Considering oxytocin bolus 5 IU + infusion, a recent study demonstrated that the need for an additional uterotonic agent after oxytocin bolus 5 IU followed by 40 IU oxytocin infusion over 4 h was lower than that in the oxytocin bolus 5 IU only group [22]. A bolus of oxytocin 10 IU could theoretically have more cardiovascular side effects compared with a bolus of oxytocin 5 IU [23] or carbetocin [17].

Data on carbetocin were prospectively collected while data on oxytocin were retrospectively collected; therefore, a possible underreporting in the retrospective group cannot be excluded. Furthermore, some retrospective data could possibly be better traced than other (for instance, need for additional treatments versus uterine massage or adverse events).

Nevertheless, we chose the design of the study to be observational because of the following reasons: it allows collecting ‘real life’ data obtained in an unselected patient population according local treatment routines and protocols. As a result an observational design reflects more closely the real clinical situation rather than a randomised clinical trial design would have done [24]. Only cases with elective CS were included in the study, to minimise variation in the outcome measures due to other factors.

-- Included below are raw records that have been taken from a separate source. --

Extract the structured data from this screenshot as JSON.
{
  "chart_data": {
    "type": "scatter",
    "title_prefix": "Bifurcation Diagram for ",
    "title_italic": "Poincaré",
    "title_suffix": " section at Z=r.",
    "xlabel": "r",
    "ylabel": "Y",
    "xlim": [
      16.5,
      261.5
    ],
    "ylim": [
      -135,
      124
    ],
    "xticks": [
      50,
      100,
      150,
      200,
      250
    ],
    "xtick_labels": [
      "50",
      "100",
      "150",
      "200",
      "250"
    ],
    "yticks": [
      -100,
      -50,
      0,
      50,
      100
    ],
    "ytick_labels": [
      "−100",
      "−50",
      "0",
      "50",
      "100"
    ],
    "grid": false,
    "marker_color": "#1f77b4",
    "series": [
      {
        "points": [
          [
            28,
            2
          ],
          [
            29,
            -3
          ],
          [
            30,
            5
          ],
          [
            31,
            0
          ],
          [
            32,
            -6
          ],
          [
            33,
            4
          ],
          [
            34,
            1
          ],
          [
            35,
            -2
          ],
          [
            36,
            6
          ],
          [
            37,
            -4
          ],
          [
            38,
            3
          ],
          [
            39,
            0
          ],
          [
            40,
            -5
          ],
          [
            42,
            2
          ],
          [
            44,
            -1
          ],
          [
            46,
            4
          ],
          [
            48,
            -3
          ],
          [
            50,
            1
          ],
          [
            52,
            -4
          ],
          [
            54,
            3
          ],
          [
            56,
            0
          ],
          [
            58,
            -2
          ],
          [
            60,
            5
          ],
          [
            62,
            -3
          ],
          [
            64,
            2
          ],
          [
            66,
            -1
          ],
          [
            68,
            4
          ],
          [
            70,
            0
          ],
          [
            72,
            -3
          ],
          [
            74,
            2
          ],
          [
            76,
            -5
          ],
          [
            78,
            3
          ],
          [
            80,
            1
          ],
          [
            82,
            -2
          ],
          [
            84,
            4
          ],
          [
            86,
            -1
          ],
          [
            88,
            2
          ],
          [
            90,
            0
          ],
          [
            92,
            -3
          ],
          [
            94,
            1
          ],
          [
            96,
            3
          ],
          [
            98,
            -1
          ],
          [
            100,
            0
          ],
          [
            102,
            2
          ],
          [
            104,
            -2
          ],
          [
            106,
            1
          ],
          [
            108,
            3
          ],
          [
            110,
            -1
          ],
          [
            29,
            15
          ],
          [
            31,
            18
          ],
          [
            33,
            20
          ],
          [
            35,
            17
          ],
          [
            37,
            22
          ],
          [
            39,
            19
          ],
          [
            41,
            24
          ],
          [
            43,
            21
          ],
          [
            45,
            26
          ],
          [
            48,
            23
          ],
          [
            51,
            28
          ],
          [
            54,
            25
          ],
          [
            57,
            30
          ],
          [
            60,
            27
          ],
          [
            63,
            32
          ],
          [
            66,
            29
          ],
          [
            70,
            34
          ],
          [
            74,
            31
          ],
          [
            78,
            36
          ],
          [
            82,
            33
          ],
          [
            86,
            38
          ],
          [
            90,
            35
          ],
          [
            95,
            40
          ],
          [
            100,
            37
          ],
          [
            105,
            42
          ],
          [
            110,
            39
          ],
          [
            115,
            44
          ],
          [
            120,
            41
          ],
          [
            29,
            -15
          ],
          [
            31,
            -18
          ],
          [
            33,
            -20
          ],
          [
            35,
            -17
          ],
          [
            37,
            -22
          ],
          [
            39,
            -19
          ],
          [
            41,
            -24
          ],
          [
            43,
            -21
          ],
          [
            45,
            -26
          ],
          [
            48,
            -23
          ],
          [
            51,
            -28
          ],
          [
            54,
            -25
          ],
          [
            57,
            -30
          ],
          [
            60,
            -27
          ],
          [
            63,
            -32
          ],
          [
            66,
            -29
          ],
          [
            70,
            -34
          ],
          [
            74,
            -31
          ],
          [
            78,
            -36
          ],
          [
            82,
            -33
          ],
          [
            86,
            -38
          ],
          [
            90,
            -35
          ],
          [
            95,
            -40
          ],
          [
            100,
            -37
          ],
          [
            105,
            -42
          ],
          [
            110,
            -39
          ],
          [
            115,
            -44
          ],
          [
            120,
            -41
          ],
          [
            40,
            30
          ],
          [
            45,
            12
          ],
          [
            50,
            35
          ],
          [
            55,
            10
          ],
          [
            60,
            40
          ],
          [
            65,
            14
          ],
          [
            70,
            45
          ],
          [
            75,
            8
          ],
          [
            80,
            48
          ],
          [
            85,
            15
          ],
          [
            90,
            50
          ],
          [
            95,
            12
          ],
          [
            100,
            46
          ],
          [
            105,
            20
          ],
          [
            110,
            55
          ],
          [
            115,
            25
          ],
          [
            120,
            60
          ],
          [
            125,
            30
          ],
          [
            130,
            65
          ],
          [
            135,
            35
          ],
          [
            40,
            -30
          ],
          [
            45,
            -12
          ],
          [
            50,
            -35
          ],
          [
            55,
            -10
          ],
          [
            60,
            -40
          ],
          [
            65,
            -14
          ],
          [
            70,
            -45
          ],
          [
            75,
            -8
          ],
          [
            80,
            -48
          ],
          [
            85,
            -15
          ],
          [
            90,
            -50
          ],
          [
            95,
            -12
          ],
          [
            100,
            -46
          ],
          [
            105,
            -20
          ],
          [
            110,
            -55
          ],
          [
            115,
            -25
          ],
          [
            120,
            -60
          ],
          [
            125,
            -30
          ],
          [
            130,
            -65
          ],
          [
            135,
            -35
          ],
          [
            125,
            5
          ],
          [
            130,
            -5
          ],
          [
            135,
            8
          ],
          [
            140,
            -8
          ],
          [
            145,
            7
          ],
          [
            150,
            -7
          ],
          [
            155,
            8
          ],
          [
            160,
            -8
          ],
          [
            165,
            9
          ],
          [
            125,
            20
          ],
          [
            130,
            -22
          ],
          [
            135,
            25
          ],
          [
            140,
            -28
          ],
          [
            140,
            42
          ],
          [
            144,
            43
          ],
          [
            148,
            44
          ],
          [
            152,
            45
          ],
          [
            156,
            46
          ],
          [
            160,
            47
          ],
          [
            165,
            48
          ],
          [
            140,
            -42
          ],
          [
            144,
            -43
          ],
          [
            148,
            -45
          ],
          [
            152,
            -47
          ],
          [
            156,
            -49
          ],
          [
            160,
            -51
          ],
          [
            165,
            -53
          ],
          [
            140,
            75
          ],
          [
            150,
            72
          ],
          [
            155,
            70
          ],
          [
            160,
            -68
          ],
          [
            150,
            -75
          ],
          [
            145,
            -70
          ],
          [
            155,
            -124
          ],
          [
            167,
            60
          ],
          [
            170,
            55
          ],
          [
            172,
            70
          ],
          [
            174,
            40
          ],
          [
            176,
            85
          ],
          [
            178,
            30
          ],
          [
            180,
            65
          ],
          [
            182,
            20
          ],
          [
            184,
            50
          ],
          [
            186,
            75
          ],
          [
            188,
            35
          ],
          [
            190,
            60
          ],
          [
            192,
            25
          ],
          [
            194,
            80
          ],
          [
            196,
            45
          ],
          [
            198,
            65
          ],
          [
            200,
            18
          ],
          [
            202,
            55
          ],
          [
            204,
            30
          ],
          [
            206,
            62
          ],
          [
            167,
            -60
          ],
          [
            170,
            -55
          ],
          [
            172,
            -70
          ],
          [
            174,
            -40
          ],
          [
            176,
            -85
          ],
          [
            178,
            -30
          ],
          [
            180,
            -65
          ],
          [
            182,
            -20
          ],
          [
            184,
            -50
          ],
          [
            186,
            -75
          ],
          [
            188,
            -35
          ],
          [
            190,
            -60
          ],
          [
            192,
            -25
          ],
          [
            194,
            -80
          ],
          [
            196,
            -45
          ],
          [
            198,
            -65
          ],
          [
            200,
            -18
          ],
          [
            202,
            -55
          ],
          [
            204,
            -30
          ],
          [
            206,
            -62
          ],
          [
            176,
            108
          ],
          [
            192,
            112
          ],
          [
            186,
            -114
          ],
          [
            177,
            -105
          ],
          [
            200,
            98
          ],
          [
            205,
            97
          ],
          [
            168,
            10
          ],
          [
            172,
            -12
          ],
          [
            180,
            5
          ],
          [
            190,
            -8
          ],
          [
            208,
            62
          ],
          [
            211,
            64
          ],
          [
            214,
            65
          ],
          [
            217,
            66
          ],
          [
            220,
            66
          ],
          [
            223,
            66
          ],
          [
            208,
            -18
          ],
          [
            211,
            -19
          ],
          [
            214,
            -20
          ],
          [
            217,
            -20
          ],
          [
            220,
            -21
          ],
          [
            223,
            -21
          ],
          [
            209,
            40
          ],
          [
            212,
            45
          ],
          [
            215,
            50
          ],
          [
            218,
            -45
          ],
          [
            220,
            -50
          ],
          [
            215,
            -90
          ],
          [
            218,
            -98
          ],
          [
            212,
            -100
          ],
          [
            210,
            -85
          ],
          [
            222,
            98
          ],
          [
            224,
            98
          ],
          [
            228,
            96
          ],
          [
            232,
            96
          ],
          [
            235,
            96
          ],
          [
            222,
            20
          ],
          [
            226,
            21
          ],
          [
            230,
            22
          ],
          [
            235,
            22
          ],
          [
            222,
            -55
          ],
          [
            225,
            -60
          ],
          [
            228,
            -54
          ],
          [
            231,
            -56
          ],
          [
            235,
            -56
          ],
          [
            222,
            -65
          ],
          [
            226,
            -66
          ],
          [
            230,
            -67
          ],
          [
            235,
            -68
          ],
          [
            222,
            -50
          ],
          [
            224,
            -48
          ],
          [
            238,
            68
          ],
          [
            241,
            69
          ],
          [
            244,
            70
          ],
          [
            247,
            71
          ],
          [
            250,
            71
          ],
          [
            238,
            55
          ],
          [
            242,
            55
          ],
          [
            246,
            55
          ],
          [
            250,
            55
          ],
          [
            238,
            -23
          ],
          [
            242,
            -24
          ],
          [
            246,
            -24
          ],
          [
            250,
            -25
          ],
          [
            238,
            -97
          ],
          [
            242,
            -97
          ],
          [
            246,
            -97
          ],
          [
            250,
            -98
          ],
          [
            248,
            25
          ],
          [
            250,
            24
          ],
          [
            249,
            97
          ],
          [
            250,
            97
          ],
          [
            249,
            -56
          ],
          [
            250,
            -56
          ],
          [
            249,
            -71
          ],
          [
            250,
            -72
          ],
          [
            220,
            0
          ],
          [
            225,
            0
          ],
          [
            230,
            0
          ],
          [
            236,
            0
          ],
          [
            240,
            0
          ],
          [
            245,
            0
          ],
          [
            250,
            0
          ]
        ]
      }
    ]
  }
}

The observational design allowed us to recruit a rather large number of patients in a limited time frame. The cohort was large enough to make in addition comparisons between carbetocin and oxytocin subgroups. Finally, we considered that it was not necessary to add another RCT to the properly performed RCTs already published on carbetocin versus oxytocin.

The incidence and nature of AEs was in line with the SmPCs of carbetocin and oxytocin and the adverse effect profiles appeared reassuringly similar between the two medications. Recent studies show that carbetocin and oxytocin have comparable (transient) haemodynamic effects and both drugs have the same acceptable safety profile [11, 17].

In conclusion, compared with oxytocin in several dosing regimens, this study demonstrates that prophylaxis of uterine atony with carbetocin after an elective CS reduced the need for additional uterotonics by more than 50 %.